A multi-agent stack typically has:

Vector index (pgvector / AlloyDB / Pinecone client). Stateful at the DB layer; stateless at the app layer (most of the time).
Chat history (Postgres). Stateful at the DB layer.
Agent memory (Redis or Postgres). State.
Model files (Ollama / vLLM cache). Stateful on disk per node.
Tool registries (in-memory). Stateless per instance but conventionally rebuilt at startup.

Three of those (model files, agent memory, sometimes vector index) want StatefulSets and PVCs.

The patterns

StatefulSet for ordered identity. Pod names are predictable (my-agent-0, my-agent-1); each gets its own PVC. Restarting my-agent-0 mounts the same volume — the model cache survives.

apiVersion: apps/v1
kind: StatefulSet
metadata: { name: ollama }
spec:
  replicas: 3
  serviceName: ollama
  template:
    spec:
      containers:
      - name: ollama
        image: ollama/ollama:latest
        volumeMounts:
        - { name: model-cache, mountPath: /root/.ollama }
  volumeClaimTemplates:
  - metadata: { name: model-cache }
    spec:
      accessModes: [ReadWriteOnce]
      resources: { requests: { storage: 100Gi } }
      storageClassName: pd-ssd

Headless service for direct pod addressing. Each pod is reachable at my-agent-0.svc.cluster.local. Useful for sticky routing to a specific instance.

Gateway API for traffic management. Replaces Ingress with a typed, role-separated API. The platform team manages the Gateway; application teams manage HTTPRoutes against it.

GPU node pools, taint + tolerate. AI workloads need GPUs; not every pod needs them. Dedicate GPU nodes to GPU pods via taints; everything else lands on CPU pools.

What broke

PodDisruptionBudgets too strict. Setting maxUnavailable: 0 on a 3-replica deployment means the cluster autoscaler can’t drain a node. Result: stuck cluster scaling. Set maxUnavailable: 1; tolerate the brief degradation.

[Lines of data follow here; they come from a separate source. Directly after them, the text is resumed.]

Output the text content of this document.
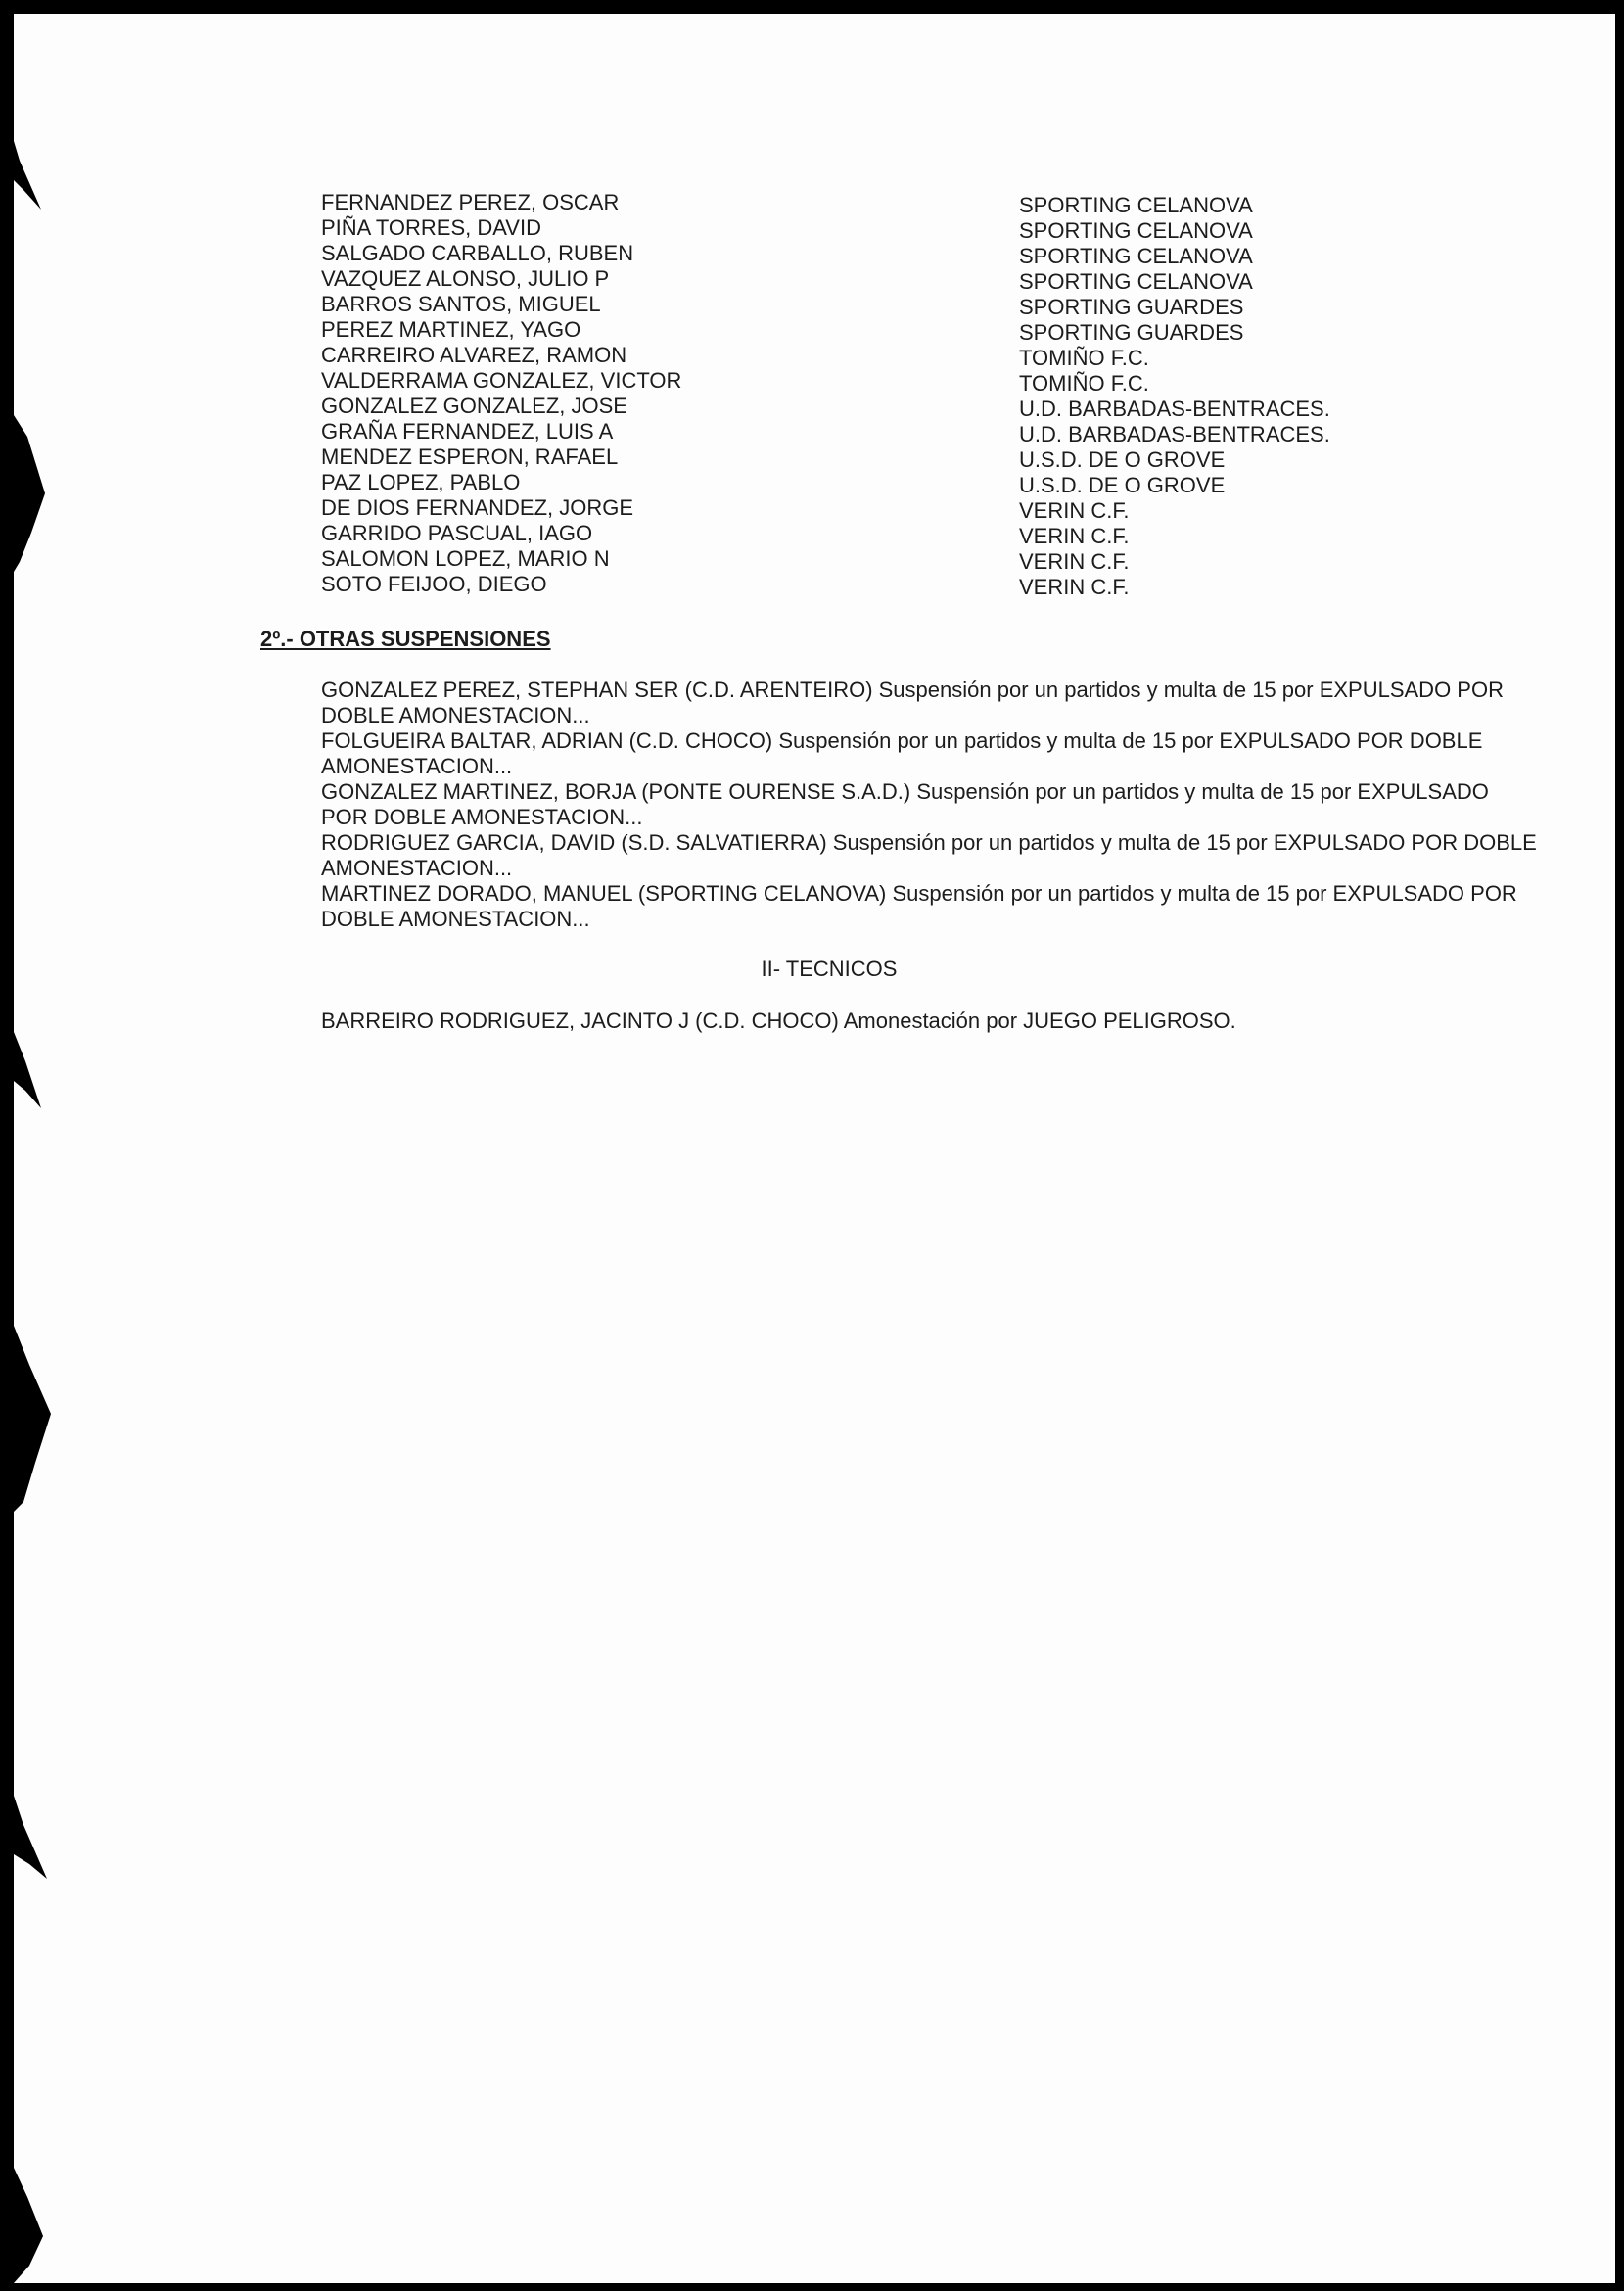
FERNANDEZ PEREZ, OSCAR	SPORTING CELANOVA
PIÑA TORRES, DAVID	SPORTING CELANOVA
SALGADO CARBALLO, RUBEN	SPORTING CELANOVA
VAZQUEZ ALONSO, JULIO P	SPORTING CELANOVA
BARROS SANTOS, MIGUEL	SPORTING GUARDES
PEREZ MARTINEZ, YAGO	SPORTING GUARDES
CARREIRO ALVAREZ, RAMON	TOMIÑO F.C.
VALDERRAMA GONZALEZ, VICTOR	TOMIÑO F.C.
GONZALEZ GONZALEZ, JOSE	U.D. BARBADAS-BENTRACES.
GRAÑA FERNANDEZ, LUIS A	U.D. BARBADAS-BENTRACES.
MENDEZ ESPERON, RAFAEL	U.S.D. DE O GROVE
PAZ LOPEZ, PABLO	U.S.D. DE O GROVE
DE DIOS FERNANDEZ, JORGE	VERIN C.F.
GARRIDO PASCUAL, IAGO	VERIN C.F.
SALOMON LOPEZ, MARIO N	VERIN C.F.
SOTO FEIJOO, DIEGO	VERIN C.F.
2º.- OTRAS SUSPENSIONES

GONZALEZ PEREZ, STEPHAN SER (C.D. ARENTEIRO) Suspensión por un partidos y multa de 15 por EXPULSADO POR DOBLE AMONESTACION...

FOLGUEIRA BALTAR, ADRIAN (C.D. CHOCO) Suspensión por un partidos y multa de 15 por EXPULSADO POR DOBLE AMONESTACION...

GONZALEZ MARTINEZ, BORJA (PONTE OURENSE S.A.D.) Suspensión por un partidos y multa de 15 por EXPULSADO POR DOBLE AMONESTACION...

RODRIGUEZ GARCIA, DAVID (S.D. SALVATIERRA) Suspensión por un partidos y multa de 15 por EXPULSADO POR DOBLE AMONESTACION...

MARTINEZ DORADO, MANUEL (SPORTING CELANOVA) Suspensión por un partidos y multa de 15 por EXPULSADO POR DOBLE AMONESTACION...

II- TECNICOS
BARREIRO RODRIGUEZ, JACINTO J (C.D. CHOCO) Amonestación por JUEGO PELIGROSO.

Persistent volume cleanup. Deleting a StatefulSet doesn’t delete the PVCs. After enough iterations, your project’s PD-SSD quota fills up with orphaned volumes. Add a Helm post-uninstall job that cleans up, or use whenDeleted: Delete policy.

Cluster autoscaler choosing the wrong node pool. A pod requesting 8 GB of memory might fit on a CPU pool node; the autoscaler scales the CPU pool. But the pod has a GPU requirement → never schedules. Pre-provision a small GPU pool warm; let the autoscaler scale within it.

Cost containment

GKE for AI workloads costs more than Cloud Run for the same compute. Justification:

Persistent volumes for model caches (Cloud Run is stateless).
Custom networking (Cloud Run is fronted by Google’s edge).
GPU support (Cloud Run GPU is newer and more limited).
Predictable per-instance state (Cloud Run scales to zero).

For each workload, run the cost analysis: is the state worth the GKE tax? For some workloads (high-volume inference), Cloud Run scaling is dramatically cheaper. For others (long-running agents with state), GKE pays back.

Hybrid is common: Cloud Run for stateless inference; GKE for stateful coordination.

What I’d carry forward

For multi-agent AI workloads on GKE:

StatefulSets for anything with disk-resident state.
Gateway API over Ingress for new deployments.
GPU node pools dedicated with taints.
Cluster autoscaler with PDBs that allow at least one disruption.
Cost analysis vs Cloud Run per workload; hybrid is normal.

The patterns aren’t novel; the cost of getting them wrong is. Test on staging; budget for surprises.